To determine shape and surface of the microspheres scanning electron microscopy (SEM) was used. The samples were sputter coated with Au/Pd using a vacuum evaporator (Balzers SDC 004 Sputter coater, Oerlikon Corporate Pfäffikon, Switzerland), and examined using a scanning electron microscope (JEOL JSM-6400 (JEOL, Tokyo, Japan) at 10 kV accelerating voltage.

Microspheres were suspended in ethanol. A solution of 10⁻³ M KCl was prepared. 1 mL of microsphere suspension was diluted into 99 mL KCl solution. Zeta potential measurements were made by microelectrophoresis using a Malvern Zetasizer Nanoseries Nano ZS (Malvern Instruments, Herrenberg, Germany). Measurements were performed at an effective voltage of 150 V and 25 ºC. Electrophoretic mobility data were automatically converted into zeta potential using the Henry equation and the approximation of Helmholtz-Smoluchowski [25].

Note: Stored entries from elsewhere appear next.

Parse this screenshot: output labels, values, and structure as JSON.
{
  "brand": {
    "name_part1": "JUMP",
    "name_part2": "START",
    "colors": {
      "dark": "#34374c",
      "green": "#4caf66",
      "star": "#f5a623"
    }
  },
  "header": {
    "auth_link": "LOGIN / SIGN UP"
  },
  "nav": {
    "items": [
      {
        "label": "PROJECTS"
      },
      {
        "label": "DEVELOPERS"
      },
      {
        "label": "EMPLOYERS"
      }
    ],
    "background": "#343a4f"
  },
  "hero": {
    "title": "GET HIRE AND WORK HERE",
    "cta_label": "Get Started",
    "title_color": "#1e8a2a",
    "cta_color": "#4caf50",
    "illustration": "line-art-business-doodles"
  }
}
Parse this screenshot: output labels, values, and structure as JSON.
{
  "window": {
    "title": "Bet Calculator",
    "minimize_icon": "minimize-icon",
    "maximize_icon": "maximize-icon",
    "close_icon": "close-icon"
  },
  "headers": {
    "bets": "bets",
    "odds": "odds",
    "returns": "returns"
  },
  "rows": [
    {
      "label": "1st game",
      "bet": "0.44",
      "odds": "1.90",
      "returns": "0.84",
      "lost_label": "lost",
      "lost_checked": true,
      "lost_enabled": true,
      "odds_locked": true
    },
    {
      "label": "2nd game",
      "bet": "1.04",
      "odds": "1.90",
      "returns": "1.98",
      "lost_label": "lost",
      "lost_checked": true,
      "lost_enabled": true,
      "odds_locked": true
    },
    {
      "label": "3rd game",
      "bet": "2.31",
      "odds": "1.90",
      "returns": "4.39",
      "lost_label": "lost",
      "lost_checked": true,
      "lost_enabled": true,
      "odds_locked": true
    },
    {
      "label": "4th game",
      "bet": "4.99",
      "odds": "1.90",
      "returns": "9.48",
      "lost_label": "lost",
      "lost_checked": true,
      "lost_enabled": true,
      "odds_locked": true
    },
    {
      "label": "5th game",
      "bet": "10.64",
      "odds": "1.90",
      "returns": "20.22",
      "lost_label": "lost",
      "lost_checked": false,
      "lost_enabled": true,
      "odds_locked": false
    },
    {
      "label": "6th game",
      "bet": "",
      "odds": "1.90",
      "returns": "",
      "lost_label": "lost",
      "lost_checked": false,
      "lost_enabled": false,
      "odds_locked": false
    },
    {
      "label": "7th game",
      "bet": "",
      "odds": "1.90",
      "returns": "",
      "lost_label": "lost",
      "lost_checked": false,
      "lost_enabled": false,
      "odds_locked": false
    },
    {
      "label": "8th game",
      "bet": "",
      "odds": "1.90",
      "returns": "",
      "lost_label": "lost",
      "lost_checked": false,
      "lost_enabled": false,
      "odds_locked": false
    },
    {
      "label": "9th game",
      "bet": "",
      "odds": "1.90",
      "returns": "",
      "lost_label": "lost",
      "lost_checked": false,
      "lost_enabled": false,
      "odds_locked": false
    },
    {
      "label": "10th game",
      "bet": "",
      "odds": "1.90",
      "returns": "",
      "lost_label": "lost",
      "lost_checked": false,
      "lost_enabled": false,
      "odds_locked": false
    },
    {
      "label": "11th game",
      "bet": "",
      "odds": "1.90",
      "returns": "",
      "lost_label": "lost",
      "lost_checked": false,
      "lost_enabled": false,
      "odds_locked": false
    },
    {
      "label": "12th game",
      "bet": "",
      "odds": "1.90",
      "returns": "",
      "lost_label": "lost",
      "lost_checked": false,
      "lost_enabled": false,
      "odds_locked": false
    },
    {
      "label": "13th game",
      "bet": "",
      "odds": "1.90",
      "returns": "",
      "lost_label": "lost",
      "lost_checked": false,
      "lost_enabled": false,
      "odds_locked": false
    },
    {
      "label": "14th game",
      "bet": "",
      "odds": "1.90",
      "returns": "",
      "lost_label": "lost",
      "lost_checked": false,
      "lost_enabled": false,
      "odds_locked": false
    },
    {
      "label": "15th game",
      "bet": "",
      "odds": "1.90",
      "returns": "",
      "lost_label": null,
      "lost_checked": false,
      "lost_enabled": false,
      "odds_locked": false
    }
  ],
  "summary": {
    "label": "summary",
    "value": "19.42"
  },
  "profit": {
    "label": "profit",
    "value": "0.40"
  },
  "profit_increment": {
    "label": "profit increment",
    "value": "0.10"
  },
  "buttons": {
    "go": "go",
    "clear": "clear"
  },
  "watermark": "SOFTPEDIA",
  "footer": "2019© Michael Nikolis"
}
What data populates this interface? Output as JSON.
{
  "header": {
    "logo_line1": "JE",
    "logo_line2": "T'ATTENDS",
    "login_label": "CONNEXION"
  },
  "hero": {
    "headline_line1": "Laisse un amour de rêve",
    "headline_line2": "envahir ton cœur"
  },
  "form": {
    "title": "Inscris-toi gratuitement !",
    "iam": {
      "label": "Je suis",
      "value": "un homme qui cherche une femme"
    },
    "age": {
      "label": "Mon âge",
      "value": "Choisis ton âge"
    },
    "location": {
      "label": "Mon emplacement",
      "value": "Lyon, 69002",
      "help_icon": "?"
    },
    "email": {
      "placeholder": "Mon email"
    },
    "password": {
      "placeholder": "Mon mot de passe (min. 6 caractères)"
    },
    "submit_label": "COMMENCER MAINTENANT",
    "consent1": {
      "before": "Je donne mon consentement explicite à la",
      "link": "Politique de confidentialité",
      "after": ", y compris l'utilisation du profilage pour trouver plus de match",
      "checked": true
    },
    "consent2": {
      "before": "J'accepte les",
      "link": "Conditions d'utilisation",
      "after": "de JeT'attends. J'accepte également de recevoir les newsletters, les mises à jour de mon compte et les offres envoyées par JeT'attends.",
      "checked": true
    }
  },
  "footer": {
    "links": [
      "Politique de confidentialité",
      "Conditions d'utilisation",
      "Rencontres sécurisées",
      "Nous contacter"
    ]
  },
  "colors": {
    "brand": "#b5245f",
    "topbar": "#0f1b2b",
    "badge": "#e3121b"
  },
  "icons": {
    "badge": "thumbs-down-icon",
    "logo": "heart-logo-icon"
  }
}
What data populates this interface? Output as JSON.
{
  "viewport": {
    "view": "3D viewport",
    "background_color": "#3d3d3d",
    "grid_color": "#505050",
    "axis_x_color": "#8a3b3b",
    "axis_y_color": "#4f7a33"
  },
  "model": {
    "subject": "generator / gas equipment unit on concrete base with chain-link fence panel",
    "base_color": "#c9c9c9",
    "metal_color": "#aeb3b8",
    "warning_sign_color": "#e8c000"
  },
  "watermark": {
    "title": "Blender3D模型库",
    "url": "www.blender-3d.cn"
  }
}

X-ray diffraction patterns were obtained using an X-ray diffractometer (PHILIPS X’PERT SW) with a copper anode. The samples were scanned continuously from 0º to 50º (2θ) at 45 kV and 40 mA.

Microspheres inside a cellulose dialysis bag (dialysis tubing, Mw cut off 12,000 Da, Sigma Aldrich, Madrid, Spain) to avoid the loss of microspheres during the experiment, were suspended in HCl 1N pH 1.2 as simulated gastric fluid, SGF (clarithromycin and tramadol hydrochloride) or PBS pH 7.4 (LMWH) without enzyme. The dialysis bag was placed in a glass with 50 mL (clarithromycin), 200 mL (tramadol hydrochloride) or 100 mL (LMWH) of the release medium at 37 ºC with orbital agitation of 100 rpm (Rotabit horizontal shaker, Selecta, Barcelona, Spain). The volume of the release recipient was established on the basis of previous studies for each drug, so that the release medium would not be saturated. At predetermined interval times, 2 mL of sample were withdrawn. The withdrawn volume was replaced with fresh medium at the same temperature. The drug released was quantified by HPLC in the case of clarithromycin and UV/Vis in the case of tramadol hydrochloride and LMWH. All the experiments were carried out in triplicate.